Trump imposes 100% tariff on China, experts warn of global market impact
- In Reports
- 05:58 PM, Oct 11, 2025
- Myind Staff
US President Donald Trump on Friday announced an additional 100 per cent tariff on China, over and above the existing 30 per cent duties, to take effect from November 1 or earlier. The Trump administration also decided to place export restrictions on “any and all critical software” produced by American companies. Trump said the new tariffs were in response to China’s recent restrictions on rare earth elements.
Experts believe that this renewed trade tension between the world’s two biggest economies could harm global growth and affect riskier assets such as equities.
The new tariffs are expected to increase inflationary pressure in the United States, adding to the challenges faced by the Federal Reserve, which is already dealing with a cooling job market and persistent inflation.
VK Vijayakumar, Chief Investment Strategist at Geojit Investments, said Trump’s move to impose 100 per cent tariffs on Chinese imports from November 1 will have short-term effects on stock markets across the world, including India.
"It remains to be seen whether this threat will be carried out or the US president chickens out as he did earlier.
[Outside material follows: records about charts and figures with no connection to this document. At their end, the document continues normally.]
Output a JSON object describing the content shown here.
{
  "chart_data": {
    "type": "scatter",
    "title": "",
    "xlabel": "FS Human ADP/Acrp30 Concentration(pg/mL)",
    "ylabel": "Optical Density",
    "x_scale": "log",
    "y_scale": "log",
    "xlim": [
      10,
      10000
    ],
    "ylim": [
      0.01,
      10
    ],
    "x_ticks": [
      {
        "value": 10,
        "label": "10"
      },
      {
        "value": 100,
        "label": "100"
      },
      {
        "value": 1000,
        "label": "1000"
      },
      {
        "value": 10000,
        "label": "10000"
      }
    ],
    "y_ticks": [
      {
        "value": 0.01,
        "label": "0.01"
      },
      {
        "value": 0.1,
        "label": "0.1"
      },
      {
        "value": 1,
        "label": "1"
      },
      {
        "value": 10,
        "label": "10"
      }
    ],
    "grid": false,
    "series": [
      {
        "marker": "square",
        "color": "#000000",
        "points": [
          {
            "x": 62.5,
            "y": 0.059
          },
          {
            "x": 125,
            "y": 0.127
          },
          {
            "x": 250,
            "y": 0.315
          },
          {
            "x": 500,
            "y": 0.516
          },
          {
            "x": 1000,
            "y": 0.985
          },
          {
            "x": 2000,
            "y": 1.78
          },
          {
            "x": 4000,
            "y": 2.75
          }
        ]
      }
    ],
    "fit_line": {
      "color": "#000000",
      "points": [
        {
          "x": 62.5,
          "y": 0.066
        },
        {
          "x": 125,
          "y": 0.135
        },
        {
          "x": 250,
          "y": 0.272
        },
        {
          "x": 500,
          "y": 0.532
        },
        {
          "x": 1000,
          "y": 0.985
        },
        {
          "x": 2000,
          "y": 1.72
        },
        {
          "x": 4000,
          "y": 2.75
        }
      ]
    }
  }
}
This latest action from Trump runs the risk of reigniting the trade war, which Trump started in April," said Vijayakumar.
He added that China, unlike other countries, was negotiating from a position of strength.
"A trade war between the two largest economies of the world will have negative implications for global trade and global growth in general and for the US and China in particular," said Vijayakumar.
Vijayakumar also noted that the likelihood of the US economy slipping into stagflation was increasing.
"If the trade tensions are not quickly resolved, stock markets now trading at high valuations will be impacted," said Vijayakumar.
G Chokkalingam, founder and head of research at Equinomics Research Private Limited, said global markets will remain weak as both economies will suffer due to this renewed trade aggression from Trump.
He said that while the US will face higher inflation and lower GDP growth, China will see slower growth due to a decline in exports.
"Since both are the largest economies in the world and have strong linkages with the rest of the world, global equity markets are likely to turn weak in the short term," said Chokkalingam.
Trump has also imposed a 50 per cent tariff on goods imported from India. Although both nations are continuing trade negotiations, there has been limited progress so far.
Prime Minister Narendra Modi spoke with President Trump on October 9 to congratulate him on the Gaza peace plan. During their conversation, Modi said the two leaders reviewed ongoing trade talks and noted “good progress”.
The new tariffs on China may not directly harm Indian stock markets, but could affect market sentiment due to the unpredictability of US trade policies.
India remains a key strategic partner of the US, and experts believe Washington may not maintain its aggressive stance toward India for long.
"Tactically, it is quite possible for Indian markets to largely escape from this expected global weakness. US may not remain aggressive against India and thereby strengthen China - India - Russia alliance," Chokkalingam noted.
He added that the tariff war could have an indirect positive effect on India, as crude oil prices have dropped after the announcement and may fall further. This could bring down inflation, strengthen the Indian rupee, and attract foreign investment. Currently, oil prices are down 24 per cent from their 52-week high.
"Crude oil price fell deeply post his announcement on the tariff war. Global oil prices might go down further. The same could help the Indian economy and markets. Lower inflation, saving of forex reserves and thereby arresting weakness of rupee exchange rate, improving margins of sectors, which use oil and its derivatives, could improve the prospects of the Indian economy and arrest any further significant downfall of Indian markets," said Chokkalingam.
"It is quite possible for FPIs to favour Indian markets over Chinese markets if the US President doesn’t show similar aggression on India’s exports of goods and services," said Chokkalingam.
The Indian stock market has gained steadily in recent days. The Nifty 50 benchmark has risen nearly 3 per cent in October so far. Experts say that earnings recovery and a potential India-US trade deal could further drive the domestic market to new highs.